Dalzell Capital Partners firm bought the 62-unit apartment building from Alterra Property Group of Philadelphia.

The Shirt Corner apartment building at Third and Market Streets in Old City, which was acquired by Dalzell Capital Partners of Connecticut.
The Shirt Corner apartment building at Third and Market Streets in Old City, which was acquired by Dalzell Capital Partners of Connecticut.Read moreJacob Adelman / Staff

Real estate investment firm Dalzell Capital Partners LLC of Westport, Conn., has acquired the Shirt Corner apartment building in Old City, which replaced a landmark men’s clothing store that collapsed in 2014.

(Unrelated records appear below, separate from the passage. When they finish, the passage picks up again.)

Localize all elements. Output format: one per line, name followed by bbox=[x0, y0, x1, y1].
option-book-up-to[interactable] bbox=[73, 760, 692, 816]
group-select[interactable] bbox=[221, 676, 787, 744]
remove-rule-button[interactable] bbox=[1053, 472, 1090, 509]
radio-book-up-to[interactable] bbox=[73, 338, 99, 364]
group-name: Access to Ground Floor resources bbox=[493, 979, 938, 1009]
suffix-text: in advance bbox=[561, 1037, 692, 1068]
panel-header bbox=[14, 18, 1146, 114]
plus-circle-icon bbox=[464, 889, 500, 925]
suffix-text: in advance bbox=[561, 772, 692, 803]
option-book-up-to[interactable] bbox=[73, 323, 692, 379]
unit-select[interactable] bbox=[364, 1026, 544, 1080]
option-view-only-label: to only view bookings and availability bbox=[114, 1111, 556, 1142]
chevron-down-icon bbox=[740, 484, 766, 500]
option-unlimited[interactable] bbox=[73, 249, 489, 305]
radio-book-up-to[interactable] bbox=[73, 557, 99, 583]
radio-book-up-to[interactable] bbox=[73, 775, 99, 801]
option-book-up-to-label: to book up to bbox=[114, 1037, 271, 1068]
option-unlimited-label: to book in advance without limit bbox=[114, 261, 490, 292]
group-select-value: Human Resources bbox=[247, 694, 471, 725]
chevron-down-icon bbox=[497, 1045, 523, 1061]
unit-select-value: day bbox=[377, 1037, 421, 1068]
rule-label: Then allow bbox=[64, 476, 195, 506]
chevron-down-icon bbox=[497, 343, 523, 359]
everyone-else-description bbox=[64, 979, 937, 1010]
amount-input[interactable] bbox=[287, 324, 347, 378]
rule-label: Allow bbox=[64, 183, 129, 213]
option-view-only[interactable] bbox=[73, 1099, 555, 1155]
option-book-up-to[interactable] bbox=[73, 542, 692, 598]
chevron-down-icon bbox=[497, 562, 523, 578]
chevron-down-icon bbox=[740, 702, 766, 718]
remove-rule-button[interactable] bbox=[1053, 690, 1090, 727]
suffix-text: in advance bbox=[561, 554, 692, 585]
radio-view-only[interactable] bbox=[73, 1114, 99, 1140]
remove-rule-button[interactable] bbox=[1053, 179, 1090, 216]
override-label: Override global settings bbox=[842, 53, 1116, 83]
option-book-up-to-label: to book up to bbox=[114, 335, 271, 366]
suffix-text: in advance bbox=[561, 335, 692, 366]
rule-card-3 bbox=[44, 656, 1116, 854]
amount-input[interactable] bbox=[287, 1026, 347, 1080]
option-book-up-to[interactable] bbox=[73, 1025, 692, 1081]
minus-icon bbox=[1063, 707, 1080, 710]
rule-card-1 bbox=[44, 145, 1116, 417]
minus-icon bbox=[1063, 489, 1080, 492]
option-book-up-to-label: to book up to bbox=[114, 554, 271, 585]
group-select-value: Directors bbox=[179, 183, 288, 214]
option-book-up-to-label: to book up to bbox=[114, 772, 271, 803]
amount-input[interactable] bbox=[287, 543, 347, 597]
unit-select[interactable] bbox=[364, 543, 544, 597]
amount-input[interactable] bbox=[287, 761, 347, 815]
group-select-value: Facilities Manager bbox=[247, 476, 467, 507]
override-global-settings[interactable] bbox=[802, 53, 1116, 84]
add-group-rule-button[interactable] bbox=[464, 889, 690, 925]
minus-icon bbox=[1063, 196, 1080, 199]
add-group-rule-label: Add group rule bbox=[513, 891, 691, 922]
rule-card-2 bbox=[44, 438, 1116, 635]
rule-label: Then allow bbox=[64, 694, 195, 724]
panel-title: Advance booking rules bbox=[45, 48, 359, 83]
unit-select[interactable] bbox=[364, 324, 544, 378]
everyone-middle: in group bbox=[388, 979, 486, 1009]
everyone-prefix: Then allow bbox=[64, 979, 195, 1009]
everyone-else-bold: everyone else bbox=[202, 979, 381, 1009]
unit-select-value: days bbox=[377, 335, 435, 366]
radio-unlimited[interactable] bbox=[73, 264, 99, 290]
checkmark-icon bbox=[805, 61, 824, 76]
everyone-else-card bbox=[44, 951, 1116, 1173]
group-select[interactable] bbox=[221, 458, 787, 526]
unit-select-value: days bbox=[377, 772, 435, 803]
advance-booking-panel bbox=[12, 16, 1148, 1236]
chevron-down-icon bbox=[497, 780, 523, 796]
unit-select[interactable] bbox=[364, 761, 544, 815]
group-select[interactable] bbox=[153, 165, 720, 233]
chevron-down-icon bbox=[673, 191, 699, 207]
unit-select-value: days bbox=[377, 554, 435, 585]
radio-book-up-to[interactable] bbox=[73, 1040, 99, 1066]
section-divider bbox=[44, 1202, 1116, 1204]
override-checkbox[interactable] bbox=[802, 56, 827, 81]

The firm bought the 62-unit apartment building Thursday from Alterra Property Group of Philadelphia for $22 million, managing partner Christian Dalzell said.

The property at the northeast corner of Third and Market Streets also includes commercial space occupied by a Snap Kitchen shop and nine parking spaces.

Other commercial space in the building, occupied by a CVS store, sold for $10 million as a separate unit to an affiliate, Centrum Partners of Chicago, in May 2015 while the project was still under construction, records show.

With the Shirt Corner acquisition, Dalzell owns nine apartment buildings in Center City, comprising nearly 300 units. They include the Waverly Court apartments near 13th and Pine Streets and the 1430 South St. building.

The firm is also an investor in the event-space-and-coworking hybrid known as Counter Culture on the ground floor of an apartment building that it owns at 514 South St.

The Shirt Corner apartments were built at the site of the clothing store known for the three-story red, white, and blue logo that covered the facade.

Alterra originally said it planned to preserve the neighborhood landmark while renovating it into apartments, but those plans were abandoned in February 2014 after the Department of Licenses and Inspections declared the structure “imminently dangerous” and ordered it to be razed.

The building crumbled a month later in what Alterra representatives described as a “controlled and carefully planned demolition.”